LOS PRIMEROS MESES, TRAS LA JUBILACIÓN, SOÑÓ CON PESCADOS “TODAS LAS NOCHES”
¿Y qué hizo?
– Entonces me fui a Colonia donde tenía un pariente. Nunca había ido a su casa pero me encontré con que era vicecónsul argentino y movió cielo y tierra hasta que me autorizaron. Podía pescar donde quisiera y a cualquier hora. ¡Ah, nunca me jodieron más!
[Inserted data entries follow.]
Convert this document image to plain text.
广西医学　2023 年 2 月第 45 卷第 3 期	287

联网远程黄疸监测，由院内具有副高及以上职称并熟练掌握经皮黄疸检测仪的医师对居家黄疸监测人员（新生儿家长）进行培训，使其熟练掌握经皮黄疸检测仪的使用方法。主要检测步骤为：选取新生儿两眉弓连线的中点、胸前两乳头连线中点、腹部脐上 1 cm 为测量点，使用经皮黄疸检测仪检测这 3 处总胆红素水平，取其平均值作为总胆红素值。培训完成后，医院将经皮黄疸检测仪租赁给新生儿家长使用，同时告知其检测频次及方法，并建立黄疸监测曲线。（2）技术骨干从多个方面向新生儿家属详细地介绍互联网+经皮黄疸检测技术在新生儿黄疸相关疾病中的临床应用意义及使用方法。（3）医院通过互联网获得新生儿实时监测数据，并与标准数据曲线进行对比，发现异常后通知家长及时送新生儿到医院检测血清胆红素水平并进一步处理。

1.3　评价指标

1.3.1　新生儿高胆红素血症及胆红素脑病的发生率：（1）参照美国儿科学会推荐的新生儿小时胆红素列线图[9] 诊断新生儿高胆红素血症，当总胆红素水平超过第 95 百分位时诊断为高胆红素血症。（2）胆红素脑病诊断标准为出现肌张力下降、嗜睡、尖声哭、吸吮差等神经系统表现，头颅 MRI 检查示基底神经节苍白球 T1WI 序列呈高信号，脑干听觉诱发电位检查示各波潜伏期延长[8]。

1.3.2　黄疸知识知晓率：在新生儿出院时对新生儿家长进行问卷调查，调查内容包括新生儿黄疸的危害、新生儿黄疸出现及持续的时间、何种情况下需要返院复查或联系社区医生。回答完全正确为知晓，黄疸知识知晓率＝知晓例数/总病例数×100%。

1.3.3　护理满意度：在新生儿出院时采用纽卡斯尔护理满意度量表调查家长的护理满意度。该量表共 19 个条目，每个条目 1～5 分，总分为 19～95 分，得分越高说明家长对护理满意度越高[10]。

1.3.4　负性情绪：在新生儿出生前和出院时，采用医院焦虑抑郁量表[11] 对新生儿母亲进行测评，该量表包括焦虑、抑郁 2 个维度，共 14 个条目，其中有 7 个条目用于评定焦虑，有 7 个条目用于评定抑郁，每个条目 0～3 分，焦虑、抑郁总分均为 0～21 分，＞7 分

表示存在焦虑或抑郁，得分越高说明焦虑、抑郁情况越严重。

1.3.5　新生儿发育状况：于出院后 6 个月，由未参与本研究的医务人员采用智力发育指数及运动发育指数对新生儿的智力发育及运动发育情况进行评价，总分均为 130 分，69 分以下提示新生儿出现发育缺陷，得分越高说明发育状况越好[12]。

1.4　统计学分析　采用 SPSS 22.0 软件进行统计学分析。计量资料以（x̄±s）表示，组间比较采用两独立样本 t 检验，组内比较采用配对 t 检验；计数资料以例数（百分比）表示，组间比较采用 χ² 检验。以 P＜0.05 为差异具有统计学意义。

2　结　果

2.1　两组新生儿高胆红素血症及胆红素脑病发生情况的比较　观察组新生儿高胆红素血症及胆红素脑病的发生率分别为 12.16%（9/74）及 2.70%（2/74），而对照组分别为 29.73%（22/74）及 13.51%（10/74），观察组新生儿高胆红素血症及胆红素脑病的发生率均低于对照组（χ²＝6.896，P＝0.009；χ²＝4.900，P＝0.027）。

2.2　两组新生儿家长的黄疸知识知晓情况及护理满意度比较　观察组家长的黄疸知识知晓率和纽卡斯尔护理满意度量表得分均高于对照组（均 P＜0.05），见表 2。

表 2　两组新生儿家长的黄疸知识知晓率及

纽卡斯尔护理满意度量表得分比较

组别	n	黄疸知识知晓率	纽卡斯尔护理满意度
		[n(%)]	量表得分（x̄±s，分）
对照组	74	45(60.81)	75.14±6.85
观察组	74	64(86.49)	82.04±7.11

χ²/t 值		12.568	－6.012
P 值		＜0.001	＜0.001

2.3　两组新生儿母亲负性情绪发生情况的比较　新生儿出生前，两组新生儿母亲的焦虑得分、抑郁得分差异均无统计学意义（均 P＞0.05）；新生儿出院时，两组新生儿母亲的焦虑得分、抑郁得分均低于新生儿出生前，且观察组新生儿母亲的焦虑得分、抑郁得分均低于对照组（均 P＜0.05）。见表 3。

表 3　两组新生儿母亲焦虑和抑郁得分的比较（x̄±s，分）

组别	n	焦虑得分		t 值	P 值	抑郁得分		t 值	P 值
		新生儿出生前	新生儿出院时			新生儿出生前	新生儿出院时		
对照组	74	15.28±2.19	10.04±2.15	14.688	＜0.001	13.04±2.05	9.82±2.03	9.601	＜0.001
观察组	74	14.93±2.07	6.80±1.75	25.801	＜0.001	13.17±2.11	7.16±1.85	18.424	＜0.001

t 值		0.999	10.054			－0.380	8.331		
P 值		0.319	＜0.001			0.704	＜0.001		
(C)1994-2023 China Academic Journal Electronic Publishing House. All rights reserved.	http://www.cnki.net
¿Y su relación con otros pescadores?
– La gente me tenía un poco de idea porque yo vendía el pescado más barato y le vendía a todo el mundo. Y les dije: el día que me vaya se van a acordar de mí. ¡Ahora un sábalo cuesta $ 20 y yo lo vendía a $1! Injusticia, no. ¿No ve lo que está pasando en Argentina y en todos lados? No se puede con la gente. Unos tienen una idea y otros tienen otra, pero va a llegar un momento que esto va a ser la guerra mundial. Y no puede ser.
¿Cuándo dejó de pescar?
– Pesqué toda la vida y dejé pensando que la jubilación llegaría pronto. Demoró, y no pasa de los $ 2 mil y pico.
¿Cuánta bohemia hubo en su vida?
– Nunca fumé, ni bebí, ni jugué. Para mí la pesca fue una forma de vivir, de sustentar a mi familia y a mí mismo. Siempre me gané la vida de esa forma, y por eso ahora me siento inútil, que no sirvo para nada.
¿No está exagerando un poco?
– Esta mano (la derecha) no me sirve para nada. Esta pierna (la derecha), vuelta y media se me sale y tengo que andar con bastón. Mirar a la gente que puede hacer alguna cosa, y que yo no pueda hacer nada… No, yo prefiero que Dios me mate. Para una persona acostumbrada a trabajar, vivir así es perjuicio para uno y para otros, porque ella además de trabajar tiene que cuidarme a mí. Porque yo no puedo hacer nada. Ni barrer ¡No sé barrer!
Seguramente cuando llegue la primavera se va a sentir diferente…
– ¿Llegaré? (Risas) Es verdad que yo no me entrego. ¡Qué esperanza!
Desde que se jubiló, ¿ha soñado alguna vez con volver a pescar?
– Los primeros meses soñé con pescados todas las noches.